À Biarritz, le verdict des urnes a réservé un véritable coup de théâtre que peu d’observateurs avaient anticipé avec autant d’ampleur. L’ancien arrière emblématique du XV de France, Serge Blanco, a remporté la mairie avec 41,92 % des voix au second tour, s’imposant face à la maire sortante Maider Arosteguy, qui recueille 32,21 %, et à la candidate d’union de la gauche Ana Ezcurra, arrivée troisième avec 25,87 %.

Cette victoire marque une entrée fracassante en politique pour une figure du sport français, qui n’avait encore jamais mené de campagne électorale auparavant. Ce résultat illustre un véritable basculement dans la ville basque, où le scrutin était particulièrement observé en raison de l’ancrage local de Maider Arosteguy, élue en 2020 et candidate à sa réélection sous l’étiquette
Les Républicains. Malgré une campagne axée sur la continuité et la gestion municipale, la maire sortante n’a pas réussi à convaincre suffisamment d’électeurs pour conserver son siège face à une personnalité bénéficiant d’une forte popularité et d’une image très positive.
Serge Blanco, connu pour ses exploits sur les terrains de rugby et son attachement profond à Biarritz, a su capitaliser sur son aura et son parcours pour séduire un électorat en quête de renouveau. Son positionnement, à la fois rassembleur et ancré dans l’identité locale, semble avoir été déterminant dans ce scrutin à trois candidats. Il a notamment réussi à capter une partie des voix issues des différents camps politiques, profitant d’un contexte fragmenté.

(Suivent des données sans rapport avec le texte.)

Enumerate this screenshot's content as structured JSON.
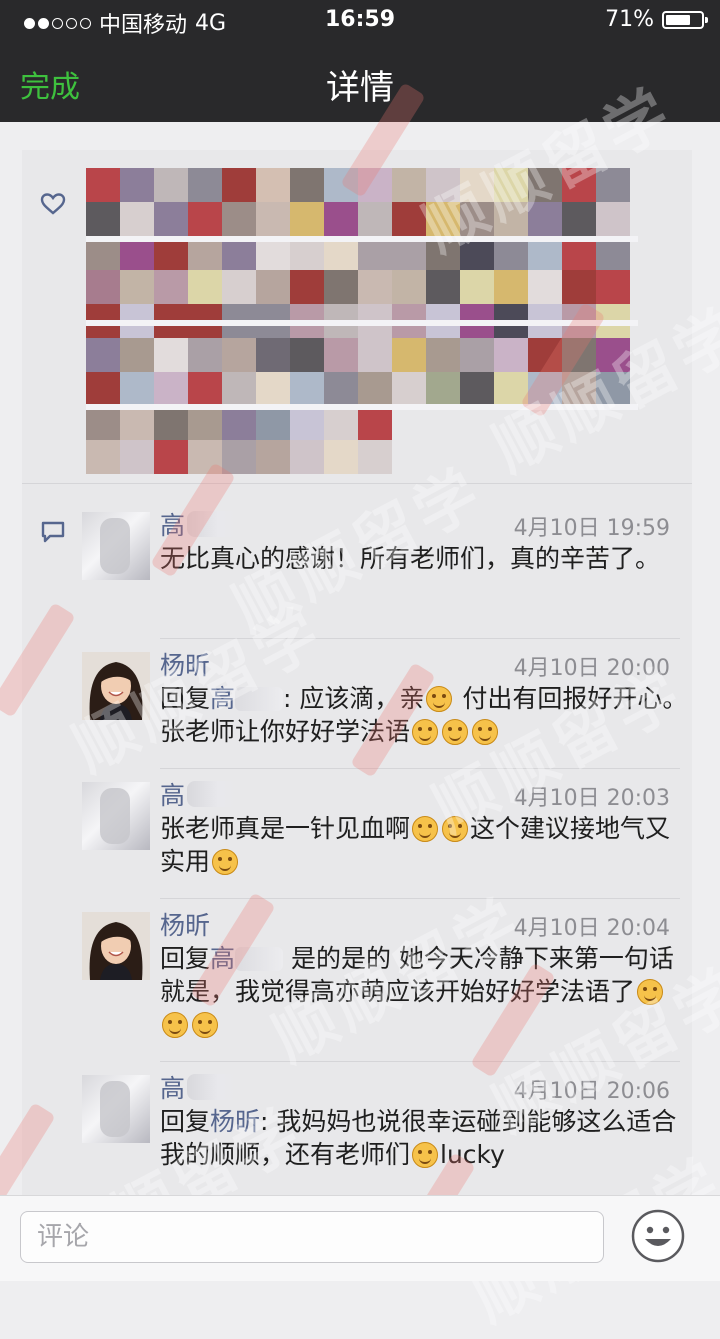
{
  "status_bar": {
    "carrier": "中国移动",
    "network": "4G",
    "time": "16:59",
    "battery": "71%",
    "battery_level": 0.71,
    "signal_strength": 2
  },
  "nav": {
    "done_label": "完成",
    "title": "详情"
  },
  "icons": {
    "like": "heart-icon",
    "comments": "comment-icon",
    "emoji_picker": "smiley-icon"
  },
  "colors": {
    "accent_green": "#3ec13e",
    "name_blue": "#56668e",
    "nav_bg": "#29292b"
  },
  "comments": [
    {
      "name": "高",
      "time": "4月10日 19:59",
      "text": "无比真心的感谢！所有老师们，真的辛苦了。"
    },
    {
      "name": "杨昕",
      "time": "4月10日 20:00",
      "reply_prefix": "回复",
      "reply_to": "高",
      "text_a": ": 应该滴，亲",
      "text_b": " 付出有回报好开心。张老师让你好好学法语"
    },
    {
      "name": "高",
      "time": "4月10日 20:03",
      "text_a": "张老师真是一针见血啊",
      "text_b": "这个建议接地气又实用"
    },
    {
      "name": "杨昕",
      "time": "4月10日 20:04",
      "reply_prefix": "回复",
      "reply_to": "高",
      "text": " 是的是的 她今天冷静下来第一句话就是，我觉得高亦萌应该开始好好学法语了"
    },
    {
      "name": "高",
      "time": "4月10日 20:06",
      "reply_prefix": "回复",
      "reply_to": "杨昕",
      "text_a": ": 我妈妈也说很幸运碰到能够这么适合我的顺顺，还有老师们",
      "text_b": "lucky"
    }
  ],
  "input": {
    "placeholder": "评论"
  },
  "watermark": "顺顺留学"
}
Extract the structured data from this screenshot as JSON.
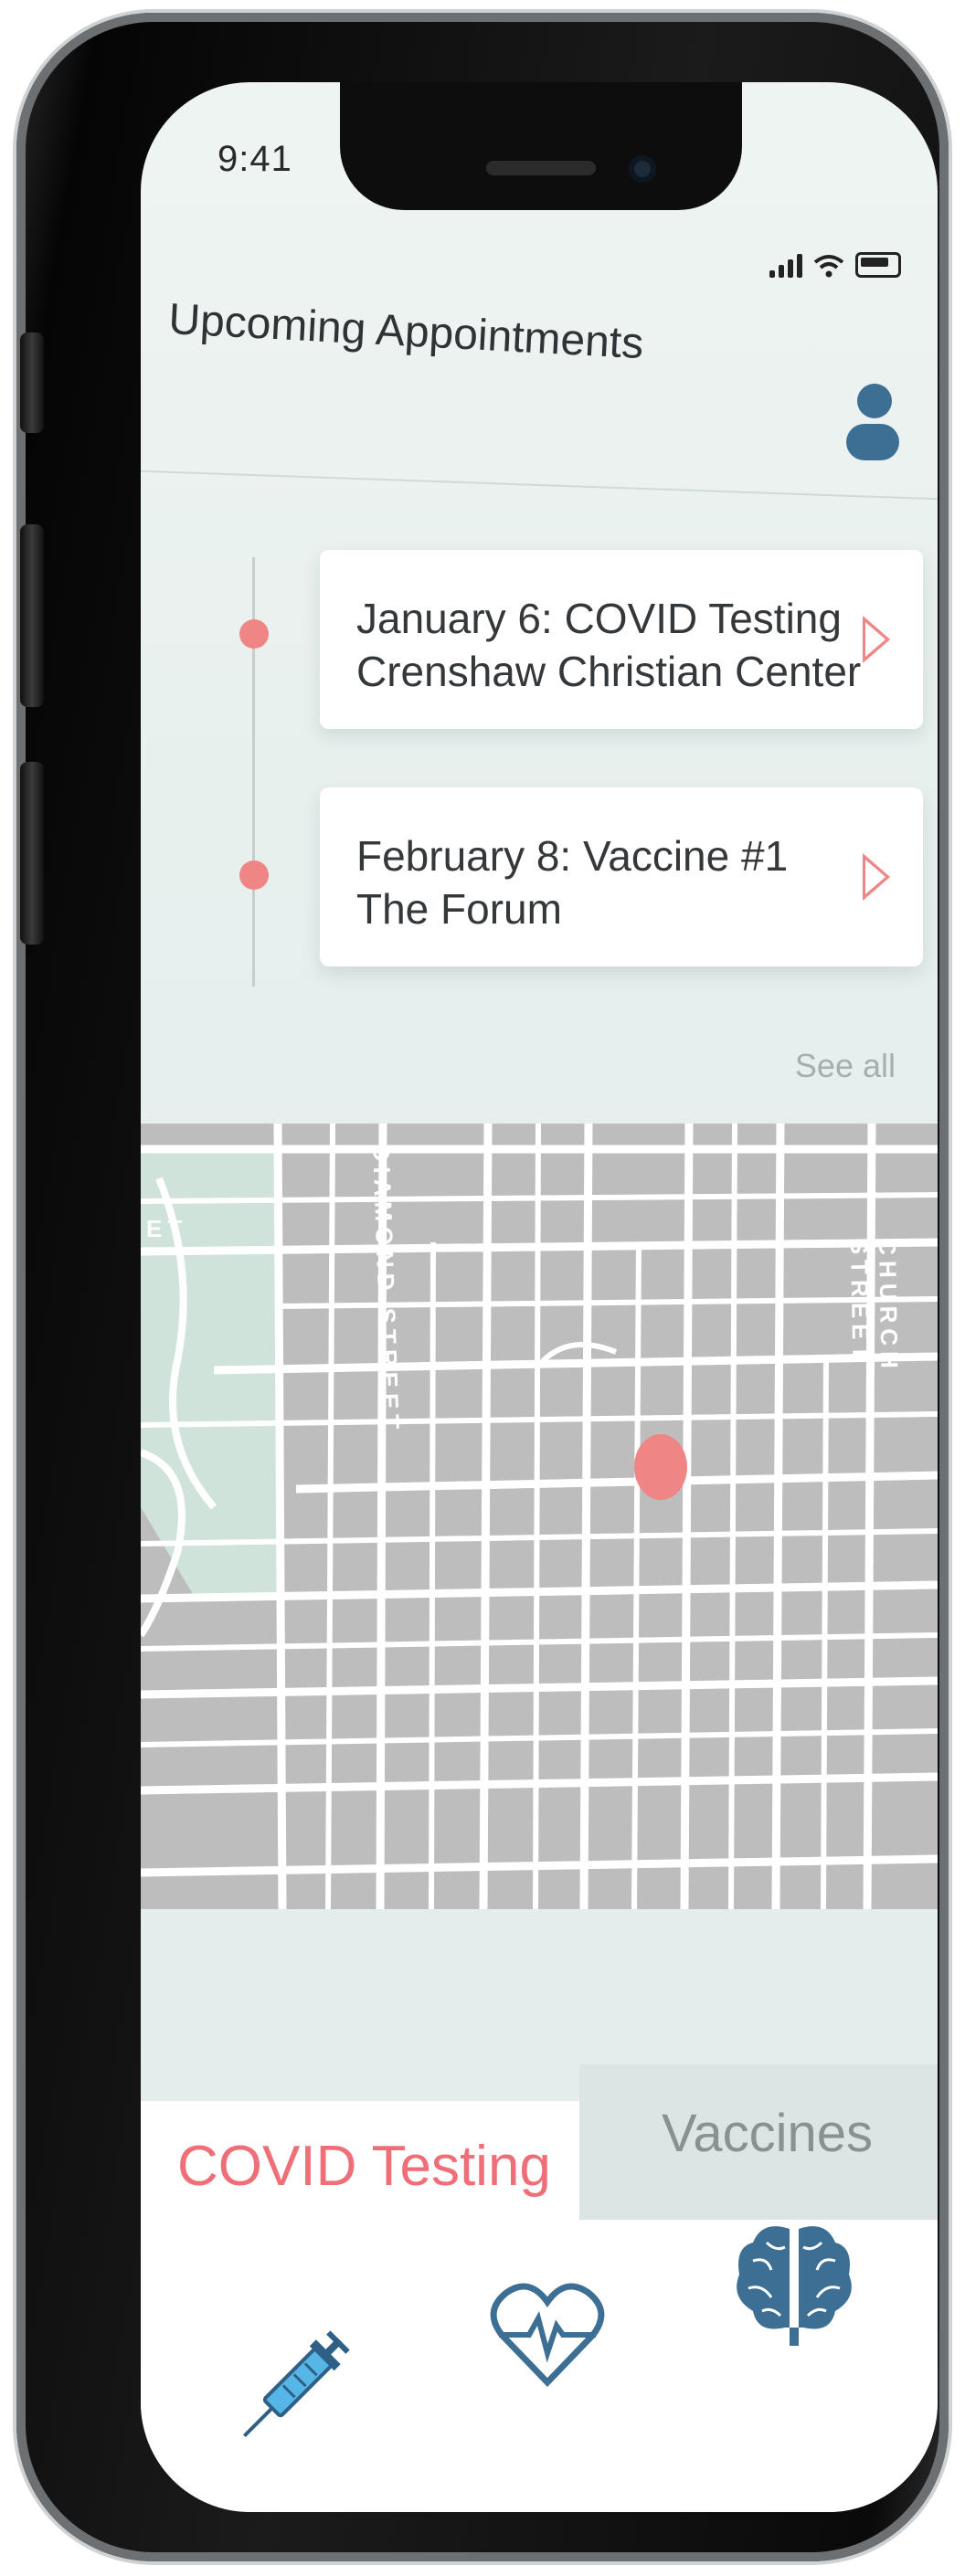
{
  "status_bar": {
    "time": "9:41",
    "icons": [
      "cellular-signal-icon",
      "wifi-icon",
      "battery-icon"
    ]
  },
  "header": {
    "title": "Upcoming Appointments",
    "profile_icon": "user-icon"
  },
  "appointments": [
    {
      "line1": "January 6: COVID Testing",
      "line2": "Crenshaw Christian Center"
    },
    {
      "line1": "February 8: Vaccine #1",
      "line2": "The Forum"
    }
  ],
  "see_all": "See all",
  "map": {
    "streets": [
      "DIAMOND STREET",
      "CHURCH STREET"
    ],
    "park_edge_label": "ET",
    "pin_icon": "location-pin-icon"
  },
  "tabs": [
    {
      "label": "COVID Testing",
      "active": true
    },
    {
      "label": "Vaccines",
      "active": false
    }
  ],
  "bottom_nav": {
    "icons": [
      "syringe-icon",
      "heart-pulse-icon",
      "brain-icon"
    ]
  },
  "colors": {
    "accent": "#ef8585",
    "tab_active_text": "#ef6f78",
    "icon_blue": "#3d6f95",
    "icon_light_blue": "#56b6e6",
    "map_road": "#ffffff",
    "map_block": "#bdbdbd",
    "map_park": "#cfe3da"
  }
}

La campagne, marquée par une forte mobilisation et des débats sur l’avenir de la ville, a mis en lumière des attentes importantes des habitants, notamment en matière d’aménagement urbain, de tourisme et de cadre de vie. Serge Blanco a su incarner une alternative crédible en promettant de conjuguer modernité et respect des traditions biarrotes, un discours qui a manifestement trouvé un écho auprès des électeurs.
Du côté de Maider Arosteguy, la défaite est nette mais digne. La maire sortante a reconnu sa défaite dès l’annonce des résultats, saluant la victoire de son adversaire et la décision des électeurs. Ce geste a été perçu comme un signe de respect démocratique, dans une soirée électorale chargée d’émotion.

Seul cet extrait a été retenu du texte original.